Our last article introduced the EAT-Lancet commission report, presented in 2019. Compiled by 37 world-class scientists to plot a sustainable future for feeding our growing planetary population, a number of recommendations were made.

These include a shift to incorporating more plant-based foods into our diet – greater diversity, and greater proportion of our diet coming from plants.

Plant foods consist of fruits, vegetables, whole grains, nuts, seeds and legumes (beans, lentils and peas). Much population-wide research has demonstrated over the years that the longest-lived and healthiest populations live on this type of diet.

Equally, the rapid increase, in mostly western countries, in the incidence of cardiovascular disease, diabetes, obesity, auto-immune disease, degenerative brain conditions and cancer is associated with a diet heavily dependent upon animal products and ultra-processed foods.

These latter foods are also demanding of natural resources in their production, which leads to unsustainability in the long term.

What can you do to eat healthily and sustainably?

· Choose healthy foods that are produced sustainably, such as grown in your garden, or by supporting local industries.

· Diversify your fruits, vegetables, grains and legumes. There are some 30,000 edible plants in the world. Try out new tastes and ways of food preparation.

Even broccoli has protein. PHOTO PIXABAY

· Many people don’t realize that plants are an excellent source of protein, especially legumes such as dry beans, lentils, peas, chick-peas, and nuts. But even broccoli has protein!
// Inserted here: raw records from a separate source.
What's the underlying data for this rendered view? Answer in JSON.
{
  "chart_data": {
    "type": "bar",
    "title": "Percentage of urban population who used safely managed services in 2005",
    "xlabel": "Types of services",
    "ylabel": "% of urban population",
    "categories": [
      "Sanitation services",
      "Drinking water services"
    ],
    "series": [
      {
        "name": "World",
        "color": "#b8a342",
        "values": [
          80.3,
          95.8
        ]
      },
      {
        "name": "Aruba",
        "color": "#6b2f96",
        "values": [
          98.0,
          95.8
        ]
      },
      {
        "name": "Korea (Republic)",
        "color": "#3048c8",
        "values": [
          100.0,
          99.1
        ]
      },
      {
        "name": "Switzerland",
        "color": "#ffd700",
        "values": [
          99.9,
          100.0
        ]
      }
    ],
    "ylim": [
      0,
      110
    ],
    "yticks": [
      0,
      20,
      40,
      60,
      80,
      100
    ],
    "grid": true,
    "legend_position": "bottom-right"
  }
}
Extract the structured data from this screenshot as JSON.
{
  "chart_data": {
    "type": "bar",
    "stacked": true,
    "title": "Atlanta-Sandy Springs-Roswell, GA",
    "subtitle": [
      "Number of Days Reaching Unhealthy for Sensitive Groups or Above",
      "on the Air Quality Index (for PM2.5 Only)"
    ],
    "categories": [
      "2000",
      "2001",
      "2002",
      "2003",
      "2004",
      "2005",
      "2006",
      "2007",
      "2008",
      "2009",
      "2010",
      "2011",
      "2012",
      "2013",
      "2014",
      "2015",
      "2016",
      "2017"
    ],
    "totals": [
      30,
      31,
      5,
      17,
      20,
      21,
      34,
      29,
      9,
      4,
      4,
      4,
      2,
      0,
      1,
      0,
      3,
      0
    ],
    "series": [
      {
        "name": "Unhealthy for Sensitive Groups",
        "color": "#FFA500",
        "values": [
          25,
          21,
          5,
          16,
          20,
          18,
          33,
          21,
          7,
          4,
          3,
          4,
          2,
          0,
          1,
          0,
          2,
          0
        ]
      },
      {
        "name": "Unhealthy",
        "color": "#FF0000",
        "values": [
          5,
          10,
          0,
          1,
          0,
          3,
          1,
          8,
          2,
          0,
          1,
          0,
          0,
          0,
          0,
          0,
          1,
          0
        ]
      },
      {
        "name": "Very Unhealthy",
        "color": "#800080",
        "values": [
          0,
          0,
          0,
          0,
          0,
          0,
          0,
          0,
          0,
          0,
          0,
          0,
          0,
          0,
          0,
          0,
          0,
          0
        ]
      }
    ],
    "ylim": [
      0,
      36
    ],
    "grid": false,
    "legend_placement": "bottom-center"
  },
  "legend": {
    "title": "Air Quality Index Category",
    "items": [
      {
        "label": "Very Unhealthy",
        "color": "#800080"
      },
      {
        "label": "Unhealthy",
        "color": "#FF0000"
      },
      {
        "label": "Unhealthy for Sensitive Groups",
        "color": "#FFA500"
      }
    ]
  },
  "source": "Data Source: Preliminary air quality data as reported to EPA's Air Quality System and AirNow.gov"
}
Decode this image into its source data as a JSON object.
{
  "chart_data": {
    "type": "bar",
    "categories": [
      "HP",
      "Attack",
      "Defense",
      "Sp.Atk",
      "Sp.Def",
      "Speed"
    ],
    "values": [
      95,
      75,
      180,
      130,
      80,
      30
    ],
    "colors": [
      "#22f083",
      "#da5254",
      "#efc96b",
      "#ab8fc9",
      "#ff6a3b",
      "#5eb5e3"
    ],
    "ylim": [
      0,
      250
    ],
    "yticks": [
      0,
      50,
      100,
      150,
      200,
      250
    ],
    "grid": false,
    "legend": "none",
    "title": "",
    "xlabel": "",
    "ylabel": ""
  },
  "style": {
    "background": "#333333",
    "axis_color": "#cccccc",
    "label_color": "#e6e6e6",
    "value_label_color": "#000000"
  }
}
Remember the strongest animals in the world, like elephants and rhinos, subsist on plants.

· Go easy on meat consumption – both in frequency and amount. The commission recommended not more than 100g red meat, and 200g poultry and 200g fish per person per week.

· Approach food in moderation – avoid highly processed foods which encourage excess energy intake. Incorporate food into social events, sitting at the table as a family, rather than eating snacks absent-mindedly, eyes riveted to the TV.
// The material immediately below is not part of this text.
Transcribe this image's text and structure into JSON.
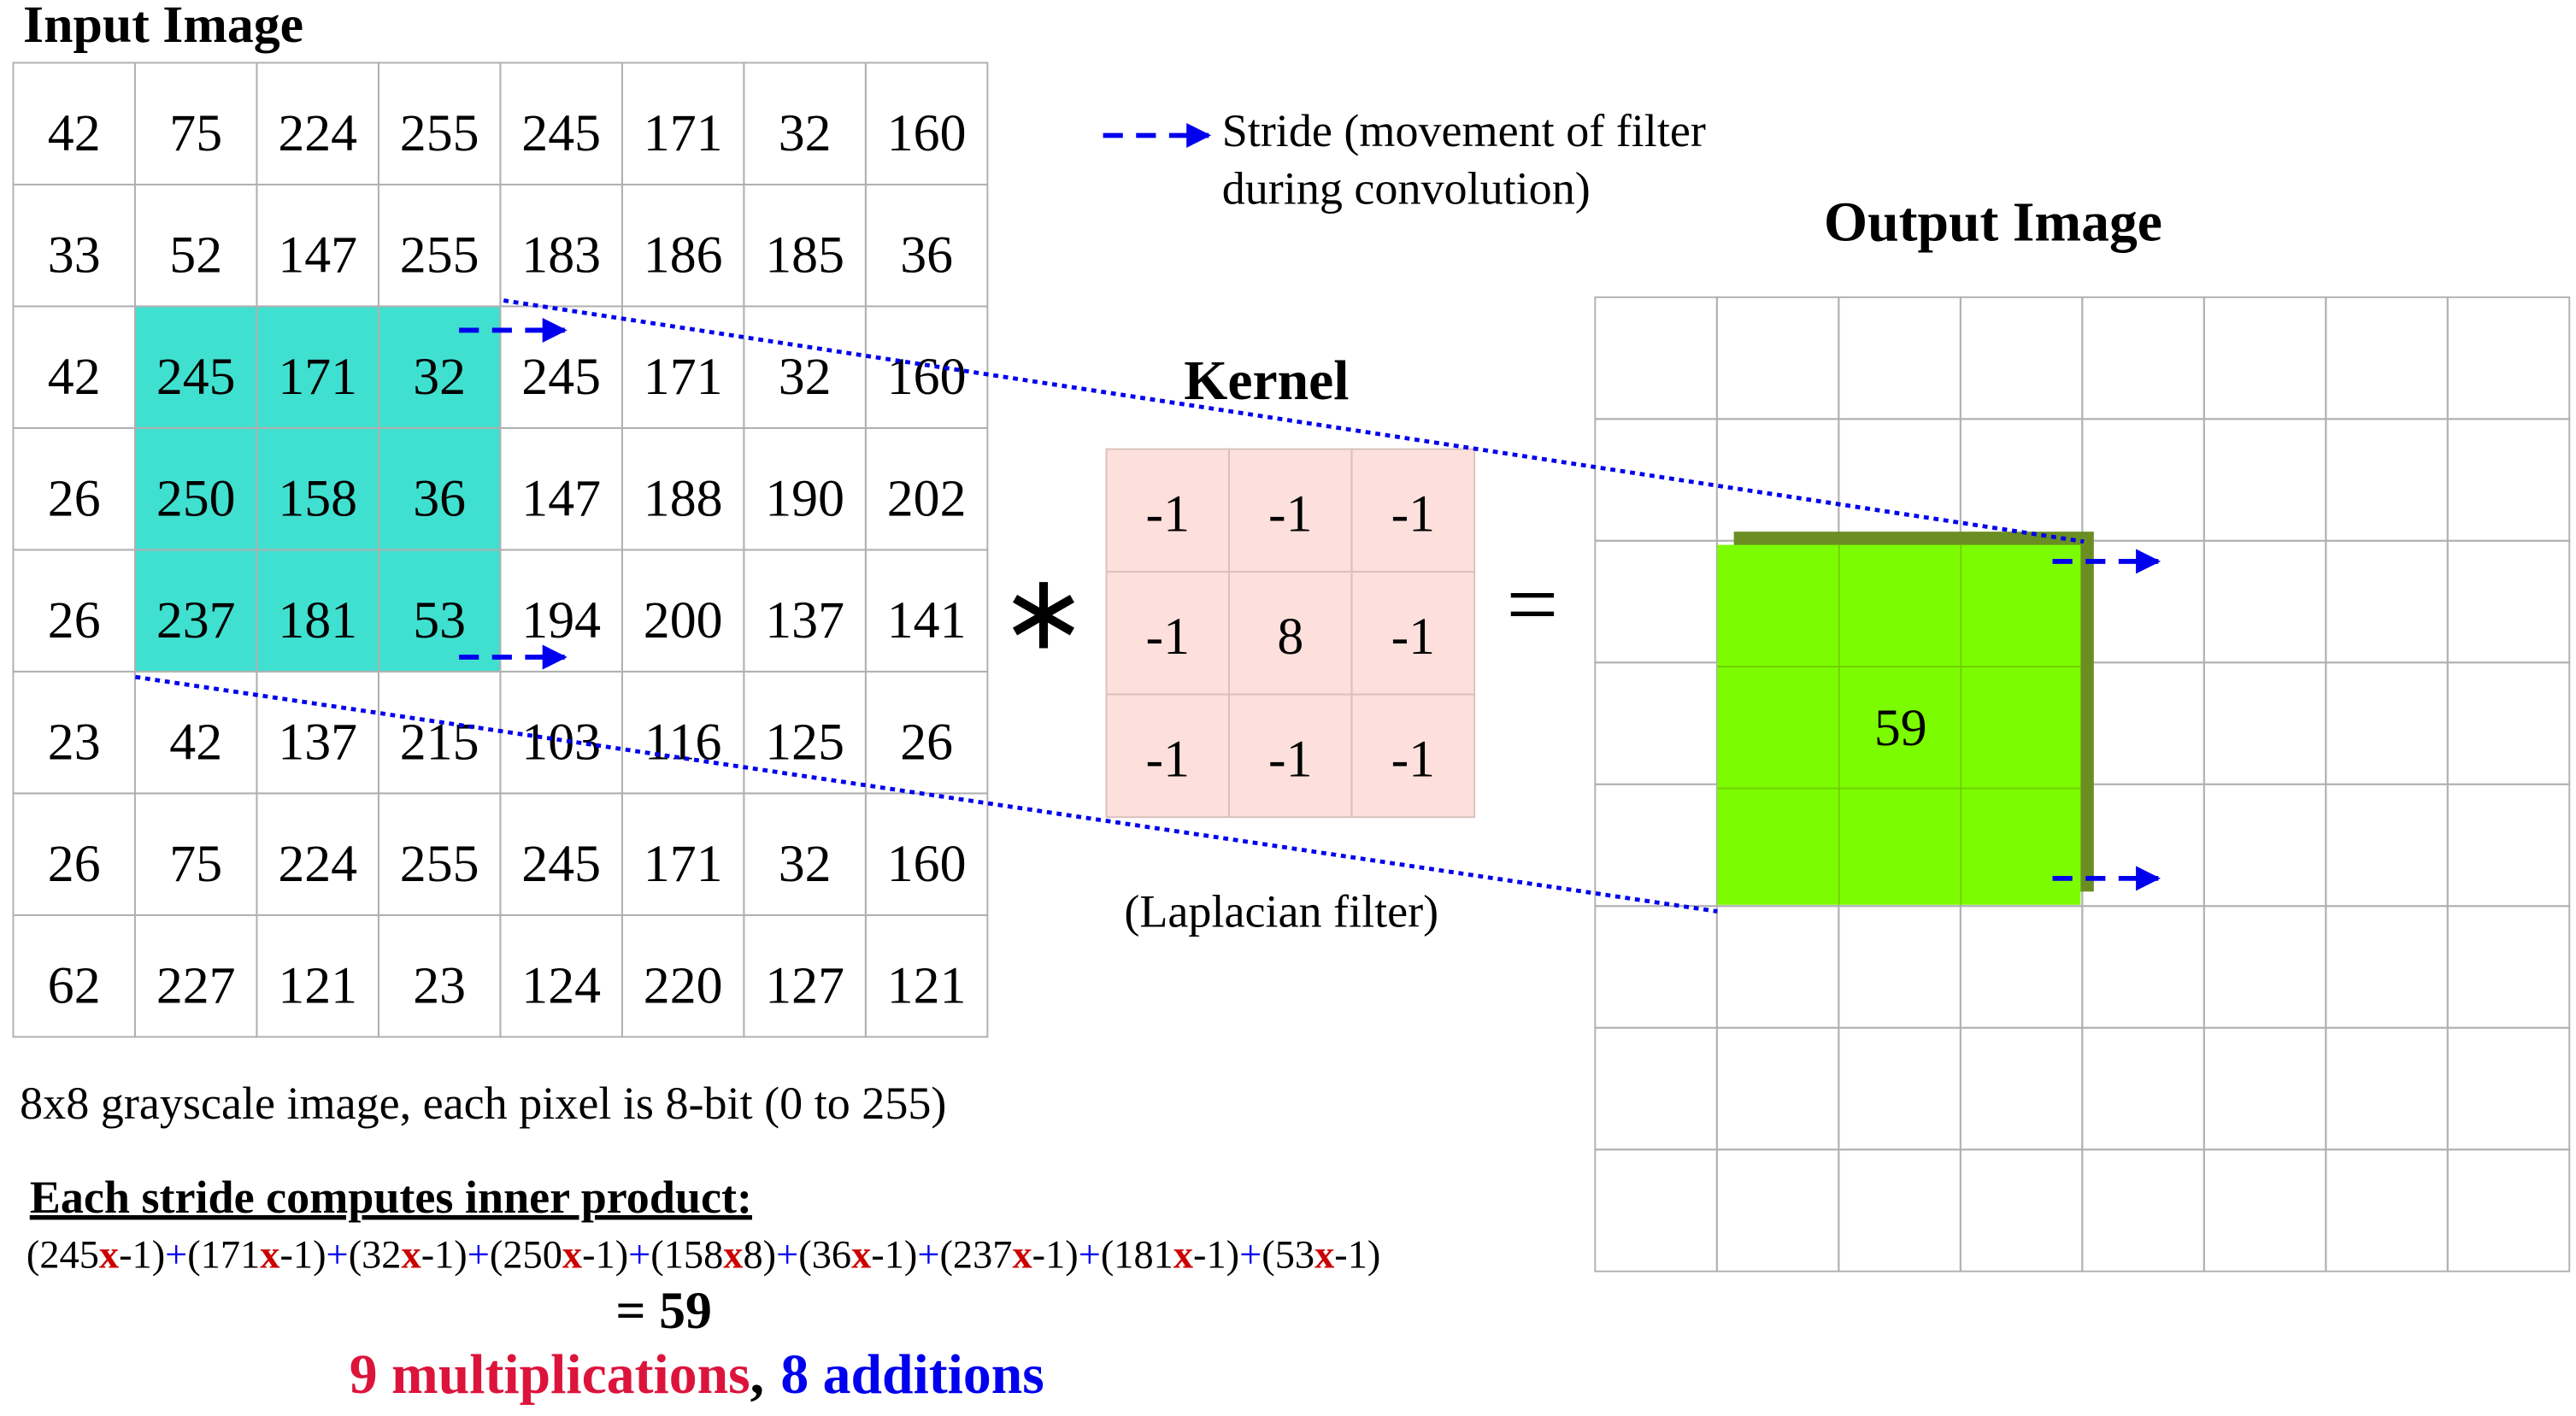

· Vote with your plate. As consumers change their purchasing habits, so market forces influence farmers and retailers to change.

· Plan the week ahead. You can do batch cooking – resulting in savings in energy, time and money, rather than buying takeaways and fast-foods.

· Waste not, want not. Left-over foods can be reprocessed, rather than thrown away.

You may feel that your contribution is small, but you can be part of a world-wide movement for change.